Sentenza di Cassazione Penale Sez. 1 Num. 38194 Anno 2024
Penale Sent. Sez. 1 Num. 38194 Anno 2024
Presidente: COGNOME NOME
Relatore: COGNOME
Data Udienza: 11/06/2024
SENTENZA
sul ricorso proposto da: PROCURATORE DELLA REPUBBLICA PRESSO IL TRIBUNALE TRIBUNALE DI TRIESTE nel procedimento a carico di: NOME nato il DATA_NASCITA NOME nato il DATA_NASCITA
avverso l’ordinanza del 09/11/2023 del TRIB. LIBERTA’ di TRIESTE
udita la relazione svolta dal Consigliere NOME COGNOME;
letta la requisitoria, inviata in forma scritta ai sensi dell’art. 23, comma 8, d.l ottobre 2020, n. 137, e succ. mod., con la quale il PG NOME COGNOME ha concluso per l’inammissibilità del ricorso;
RITENUTO IN FATTO
Con l’ordinanza in epigrafe, il Tribunale di Trieste, Sezione per il riesame, in parziale riforma dell’ordinanza genetica emessa dal G.I.p. del Tribunale di Udine in data 21 ottobre 2023, sostituiva la misura cautelare della custodia in carcere applicata nei confronti di NOME COGNOME e NOME COGNOME con quella del divieto di dimora nella regione Friuli – Venezia Giulia, confermando la sussistenza dei gravi indizi di colpevolezza a loro carico in ordine al reato di cui agli artt. 110 cod. pen., 12, comma 3, lett. d), d. Igs. n. 286 del 1998, nonché la sussistenza del solo rischio di recidiva, con esclusione degli altri pericula ravvisati dal primo giudice.
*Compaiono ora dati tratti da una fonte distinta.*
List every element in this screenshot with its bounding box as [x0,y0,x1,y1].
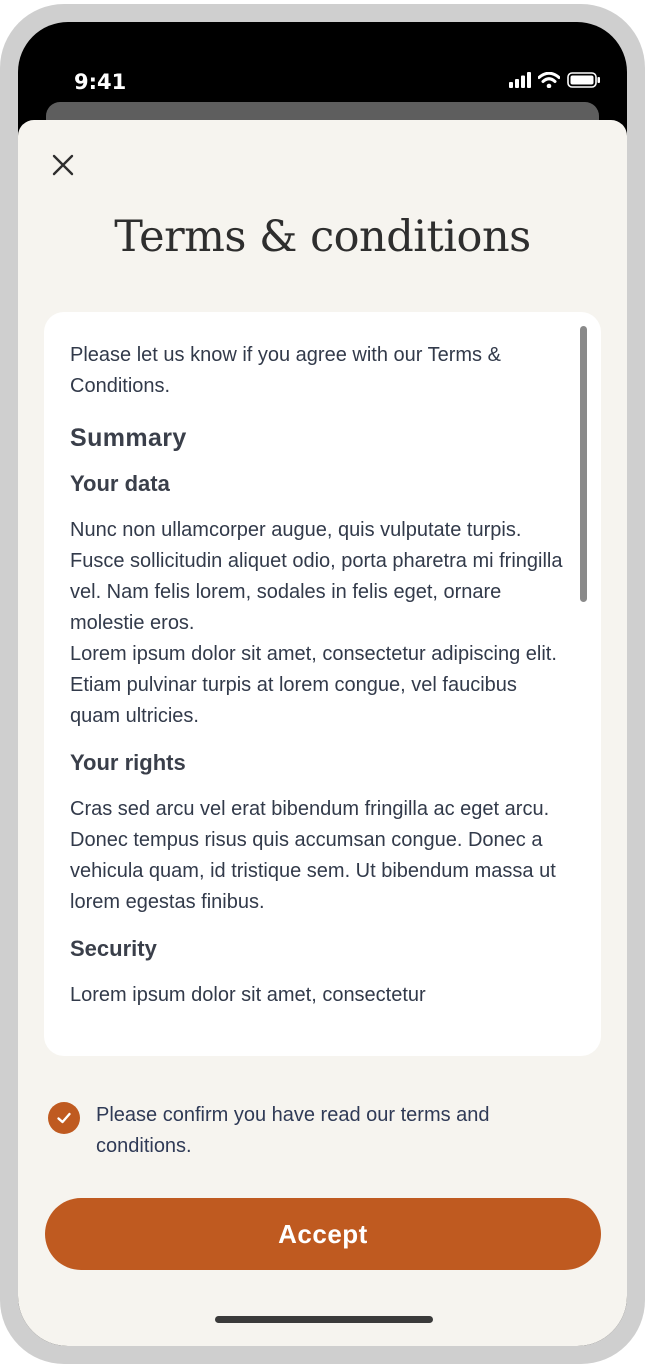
wifi-icon [538,72,560,88]
check-icon [57,1112,71,1124]
your-data-heading: Your data [70,471,170,496]
summary-heading: Summary [70,424,187,452]
close-icon [52,154,74,176]
terms-intro: Please let us know if you agree with our… [70,344,501,397]
signal-icon [509,72,531,88]
terms-sheet: Terms & conditions Please let us know if… [18,120,627,1346]
your-data-paragraph-1: Nunc non ullamcorper augue, quis vulputa… [70,519,563,634]
security-heading: Security [70,936,157,961]
status-time: 9:41 [74,70,127,94]
terms-content: Please let us know if you agree with our… [70,340,570,1011]
your-rights-heading: Your rights [70,750,186,775]
phone-frame: 9:41 Terms & conditions Please let us kn… [0,4,645,1364]
phone-screen: 9:41 Terms & conditions Please let us kn… [18,22,627,1346]
status-icons [509,72,601,88]
accept-button[interactable]: Accept [45,1198,601,1270]
home-indicator [215,1316,433,1323]
confirm-label: Please confirm you have read our terms a… [96,1104,490,1157]
your-rights-paragraph: Cras sed arcu vel erat bibendum fringill… [70,798,556,913]
confirm-checkbox[interactable] [48,1102,80,1134]
your-data-paragraph-2: Lorem ipsum dolor sit amet, consectetur … [70,643,557,727]
page-title: Terms & conditions [114,212,531,262]
confirm-checkbox-row[interactable]: Please confirm you have read our terms a… [48,1100,568,1162]
security-paragraph: Lorem ipsum dolor sit amet, consectetur [70,984,426,1006]
battery-icon [567,72,600,88]
terms-scroll-area[interactable]: Please let us know if you agree with our… [44,312,601,1056]
status-bar: 9:41 [18,22,627,112]
terms-scrollbar[interactable] [580,326,587,602]
close-button[interactable] [48,150,78,180]
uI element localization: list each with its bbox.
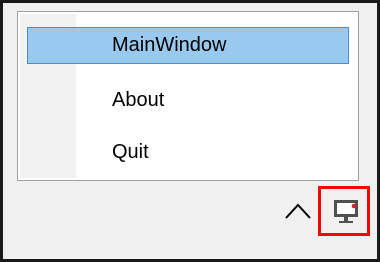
monitor-icon[interactable] (331, 196, 361, 226)
menu-item-mainwindow[interactable]: MainWindow (27, 27, 349, 64)
chevron-up-icon[interactable] (283, 198, 313, 222)
menu-item-about[interactable]: About (27, 82, 349, 119)
context-menu: MainWindow About Quit (17, 11, 359, 181)
menu-item-quit[interactable]: Quit (27, 134, 349, 171)
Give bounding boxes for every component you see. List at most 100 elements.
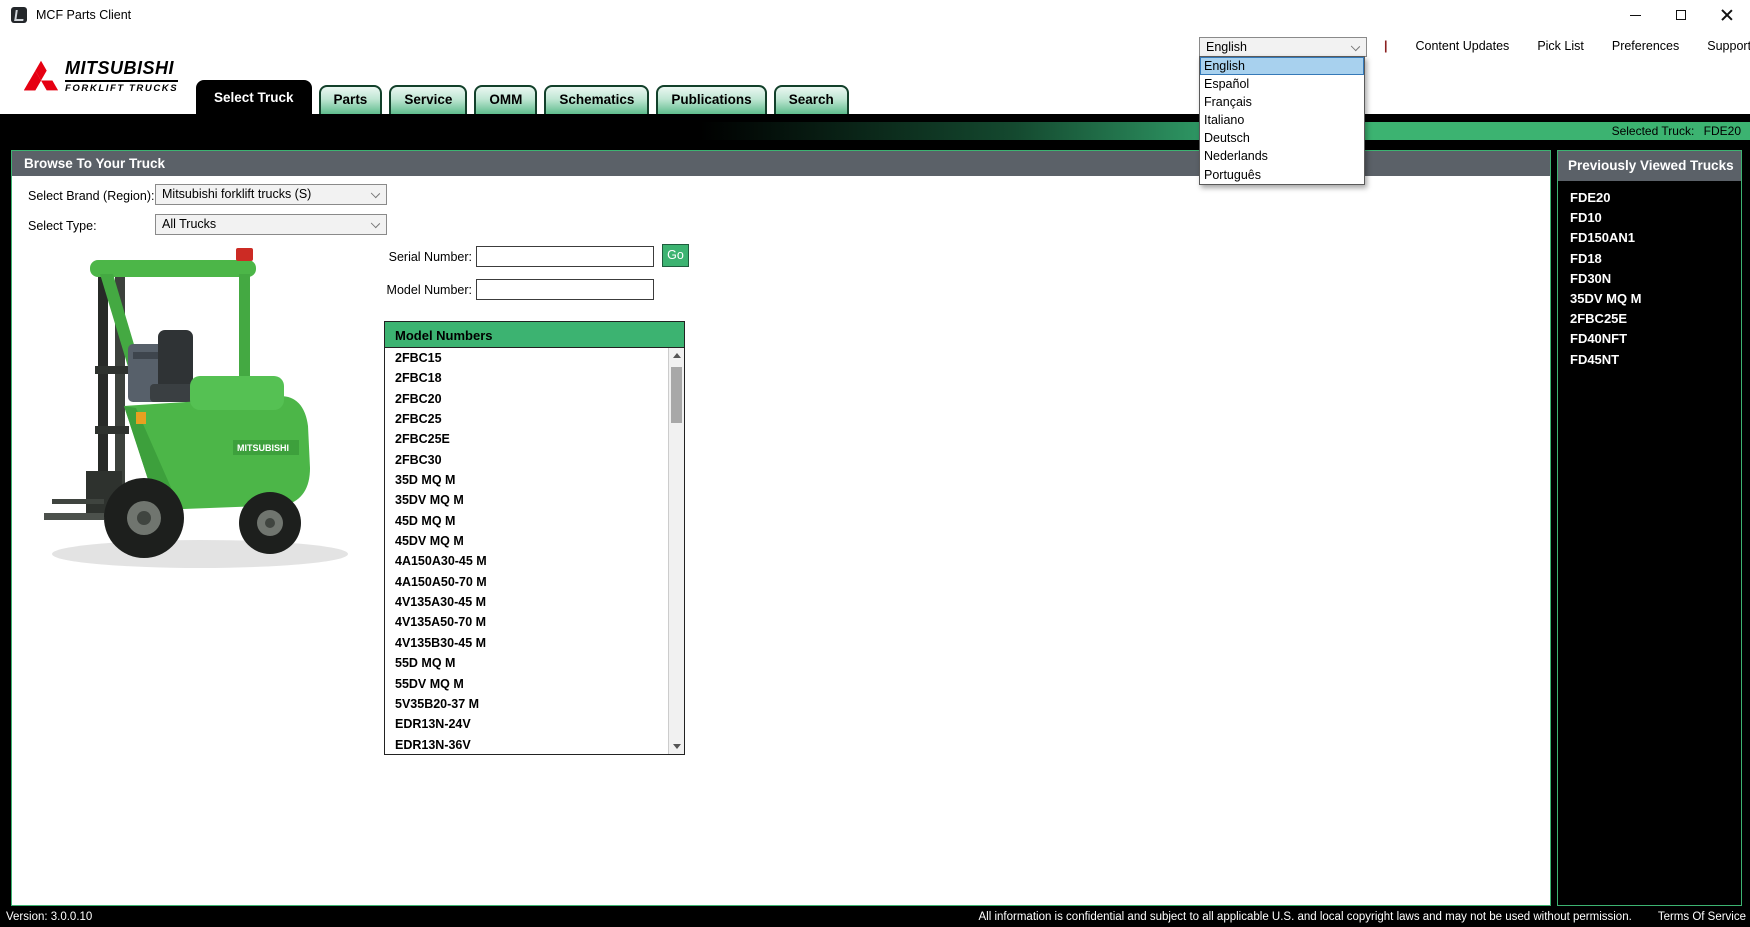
language-option-portugu-s[interactable]: Português bbox=[1200, 166, 1364, 184]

Dopo aver escluso, nella specie, i presupposti della contestata a9gravante della utilizzazione di “documenti contraffatti o alterati o comunque illegalmente ottenuti” in conseguenza della declaratoria di parziale illegittimità costituzionale dell’art. 12 comma 3, lett. d), d.lgs. n. 286/98 (estesa alla utilizzazione di servizi internazionali d trasporto ma non al fatto commesso da tre o più persone) pronunciata dalla Corte costituzionale con sentenza 10 marzo 2022, n. 63, il Tribunale del riesame riteneva adeguata e proporzionata a fronteggiare le ravvisate esigenze cautelari la misura non custodiale del divieto di dimora nella regione Friuli – Venezia Giulia, in considerazione delle modalità operative assai poco “professionali” poste in essere dai due indagati: da un lato, per essersi fatti notare dalla Polizia di Frontiera per la condotta anomala di guida dell’auto sulla quale viaggiavano, non appena percepita la presenza delle Forze dell’ordine; dall’altro, per aver utilizzato, per il trasporto illegale di tre cittadini clandestini, l’autovettura di proprietà di uno di loro, NOME COGNOME, il che rivelava, quanto meno, “improvvisazione ed elevata esposizione al rischio di venire individuato come autore del reato”.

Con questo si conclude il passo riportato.